In vitro inflammatory targeting assay
RAW264.7 cells or neutrophils were incubated with DiI-labeled rEXO, PMV, PrEXO, or PrEXO-a23 for 2 h, with or without the pre-stimulation of LPS (1 μg/mL). After incubation, cells were washed twice using PBS, then the percentage of DiI-positive cells or mean fluorescence intensity was measured using a flow cytometer or CLSM. PrEXO-a23 was incubated with or without LPS-activated RAW264.7 at 37 °C in the MMP9 condition. The cumulative release of a23 was measured by ELISA at the indicated time points.

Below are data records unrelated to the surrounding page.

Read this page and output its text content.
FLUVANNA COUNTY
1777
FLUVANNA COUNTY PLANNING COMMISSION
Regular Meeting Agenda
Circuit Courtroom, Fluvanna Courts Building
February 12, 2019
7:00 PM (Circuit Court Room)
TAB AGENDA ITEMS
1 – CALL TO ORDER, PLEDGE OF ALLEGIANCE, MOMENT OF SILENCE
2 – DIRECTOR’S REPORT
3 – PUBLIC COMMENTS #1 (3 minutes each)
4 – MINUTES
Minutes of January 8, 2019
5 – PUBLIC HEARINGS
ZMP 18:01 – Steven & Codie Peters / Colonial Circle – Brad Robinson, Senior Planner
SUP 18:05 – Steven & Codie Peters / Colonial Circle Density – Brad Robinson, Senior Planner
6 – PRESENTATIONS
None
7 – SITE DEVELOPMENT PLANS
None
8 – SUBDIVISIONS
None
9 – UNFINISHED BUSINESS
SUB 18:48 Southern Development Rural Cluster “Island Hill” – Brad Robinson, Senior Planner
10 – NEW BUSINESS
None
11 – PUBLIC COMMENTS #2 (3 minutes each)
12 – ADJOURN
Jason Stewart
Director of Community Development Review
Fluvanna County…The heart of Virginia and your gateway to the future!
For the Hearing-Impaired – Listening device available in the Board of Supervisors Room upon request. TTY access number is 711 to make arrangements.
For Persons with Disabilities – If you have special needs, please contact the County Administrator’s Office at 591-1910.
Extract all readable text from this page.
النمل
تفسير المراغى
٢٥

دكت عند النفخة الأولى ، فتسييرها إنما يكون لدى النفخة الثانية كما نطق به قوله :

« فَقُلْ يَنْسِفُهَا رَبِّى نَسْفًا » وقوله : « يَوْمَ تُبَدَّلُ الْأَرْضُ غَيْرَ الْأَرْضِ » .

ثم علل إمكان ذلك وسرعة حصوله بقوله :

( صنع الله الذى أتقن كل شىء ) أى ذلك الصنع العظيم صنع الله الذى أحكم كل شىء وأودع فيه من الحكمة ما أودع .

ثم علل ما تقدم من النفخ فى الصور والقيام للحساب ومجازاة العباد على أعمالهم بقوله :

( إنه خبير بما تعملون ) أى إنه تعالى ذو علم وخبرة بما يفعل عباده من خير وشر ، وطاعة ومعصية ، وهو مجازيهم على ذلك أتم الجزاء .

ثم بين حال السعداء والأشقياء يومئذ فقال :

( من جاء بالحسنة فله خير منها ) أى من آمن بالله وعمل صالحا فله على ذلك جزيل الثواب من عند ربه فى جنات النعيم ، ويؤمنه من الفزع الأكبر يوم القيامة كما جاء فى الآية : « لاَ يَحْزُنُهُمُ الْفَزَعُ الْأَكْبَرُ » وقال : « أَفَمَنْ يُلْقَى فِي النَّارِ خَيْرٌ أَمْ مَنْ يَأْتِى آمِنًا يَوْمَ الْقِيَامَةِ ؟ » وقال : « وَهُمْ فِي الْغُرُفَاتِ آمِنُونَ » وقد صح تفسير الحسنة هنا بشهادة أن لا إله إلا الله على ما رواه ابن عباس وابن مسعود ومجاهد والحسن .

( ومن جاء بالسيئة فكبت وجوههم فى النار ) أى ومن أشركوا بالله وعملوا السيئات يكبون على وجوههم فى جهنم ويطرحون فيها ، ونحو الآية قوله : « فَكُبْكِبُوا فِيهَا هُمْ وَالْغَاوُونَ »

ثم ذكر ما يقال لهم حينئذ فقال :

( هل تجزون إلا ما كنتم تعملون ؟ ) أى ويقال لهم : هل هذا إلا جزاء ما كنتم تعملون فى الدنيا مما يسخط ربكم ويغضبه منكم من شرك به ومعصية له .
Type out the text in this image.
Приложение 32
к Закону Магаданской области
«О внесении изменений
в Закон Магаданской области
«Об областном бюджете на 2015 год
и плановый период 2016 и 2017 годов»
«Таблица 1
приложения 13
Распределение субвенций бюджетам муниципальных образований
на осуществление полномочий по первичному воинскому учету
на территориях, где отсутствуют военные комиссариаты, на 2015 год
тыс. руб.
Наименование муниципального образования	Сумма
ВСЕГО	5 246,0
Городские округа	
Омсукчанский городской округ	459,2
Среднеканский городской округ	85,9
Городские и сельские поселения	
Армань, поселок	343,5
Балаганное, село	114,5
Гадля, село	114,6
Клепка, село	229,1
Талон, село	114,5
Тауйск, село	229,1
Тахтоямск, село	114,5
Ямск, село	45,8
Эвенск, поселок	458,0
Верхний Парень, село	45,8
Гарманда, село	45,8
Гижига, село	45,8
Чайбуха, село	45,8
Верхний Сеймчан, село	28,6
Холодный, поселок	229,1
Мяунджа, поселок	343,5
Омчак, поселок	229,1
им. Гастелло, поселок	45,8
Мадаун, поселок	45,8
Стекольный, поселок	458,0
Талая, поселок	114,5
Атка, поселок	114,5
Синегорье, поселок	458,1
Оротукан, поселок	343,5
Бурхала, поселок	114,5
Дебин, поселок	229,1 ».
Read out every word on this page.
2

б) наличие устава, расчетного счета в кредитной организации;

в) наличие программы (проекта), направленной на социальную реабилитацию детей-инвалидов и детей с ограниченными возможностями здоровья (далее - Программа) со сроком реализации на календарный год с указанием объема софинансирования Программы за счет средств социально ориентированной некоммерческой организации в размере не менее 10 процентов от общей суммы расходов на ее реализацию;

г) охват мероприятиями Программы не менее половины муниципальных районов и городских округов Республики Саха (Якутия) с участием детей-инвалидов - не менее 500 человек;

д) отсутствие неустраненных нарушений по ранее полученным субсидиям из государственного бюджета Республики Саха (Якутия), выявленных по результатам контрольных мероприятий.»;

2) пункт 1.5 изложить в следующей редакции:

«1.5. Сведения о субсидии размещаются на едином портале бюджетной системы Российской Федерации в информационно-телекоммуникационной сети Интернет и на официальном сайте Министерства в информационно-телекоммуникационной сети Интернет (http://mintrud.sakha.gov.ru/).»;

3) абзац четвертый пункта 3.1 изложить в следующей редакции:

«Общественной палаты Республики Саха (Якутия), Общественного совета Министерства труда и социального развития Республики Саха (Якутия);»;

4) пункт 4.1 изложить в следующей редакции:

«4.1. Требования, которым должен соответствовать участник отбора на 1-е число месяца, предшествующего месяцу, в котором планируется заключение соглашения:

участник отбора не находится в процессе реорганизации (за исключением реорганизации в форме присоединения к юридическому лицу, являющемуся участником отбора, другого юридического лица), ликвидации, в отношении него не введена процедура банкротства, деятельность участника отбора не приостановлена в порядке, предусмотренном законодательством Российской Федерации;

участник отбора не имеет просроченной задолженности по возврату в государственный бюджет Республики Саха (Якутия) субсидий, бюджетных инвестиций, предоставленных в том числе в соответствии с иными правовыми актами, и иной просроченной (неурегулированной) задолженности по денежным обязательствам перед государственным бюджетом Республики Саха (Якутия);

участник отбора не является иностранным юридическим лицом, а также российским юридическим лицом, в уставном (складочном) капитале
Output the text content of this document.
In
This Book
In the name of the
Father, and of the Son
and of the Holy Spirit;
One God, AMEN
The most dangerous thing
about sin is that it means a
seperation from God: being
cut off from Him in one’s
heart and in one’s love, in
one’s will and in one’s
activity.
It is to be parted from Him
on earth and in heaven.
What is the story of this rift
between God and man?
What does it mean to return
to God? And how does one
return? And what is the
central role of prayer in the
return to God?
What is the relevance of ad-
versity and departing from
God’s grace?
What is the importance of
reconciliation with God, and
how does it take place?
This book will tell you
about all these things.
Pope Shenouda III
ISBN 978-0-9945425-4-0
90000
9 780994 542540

In vivo biodistribution of PrEXO-a23 in the IBD model
To generate the IBD mouse model, C57BL/6 mice were fed with 3% (w/v) DSS for 7 days after being pretreated with a fluorescence-free diet. Mice were intravenously injected with DiD-labeled rEXO, PMV, rEXO + PMV, PrEXO, or PrEXO-a23, respectively. At 0, 2, 6, 12, 24, 36, and 48 h after injection, the mice were imaged using an in vivo imaging system (ABL-X5, Tanon, China) to analyze the fluorescence biodistribution of DiD. Mice from each group were euthanized, and their major organs (heart, liver, spleen, lung, kidney, and colon) were collected for further analysis. For localization analysis, frozen colon sections were stained with DAPI, and images were captured using CLSM. For cellular targeting analysis, colon tissues were processed into single-cell suspensions for flow cytometry analysis. The relative DiD fluorescence in DCs (APC/FireTM 750-CD45 and BV421-CD11c), macrophages (APC/FireTM 750-CD45 and BV421-F4/80), T cells (APC/FireTM 750-CD45 and FITC-CD3), B cells (APC/FireTM 750-CD45 and PE-CD19) and neutrophils (APC/FireTM 750-CD45 and PE-Ly6G) were analyzed to determine immune cell uptake.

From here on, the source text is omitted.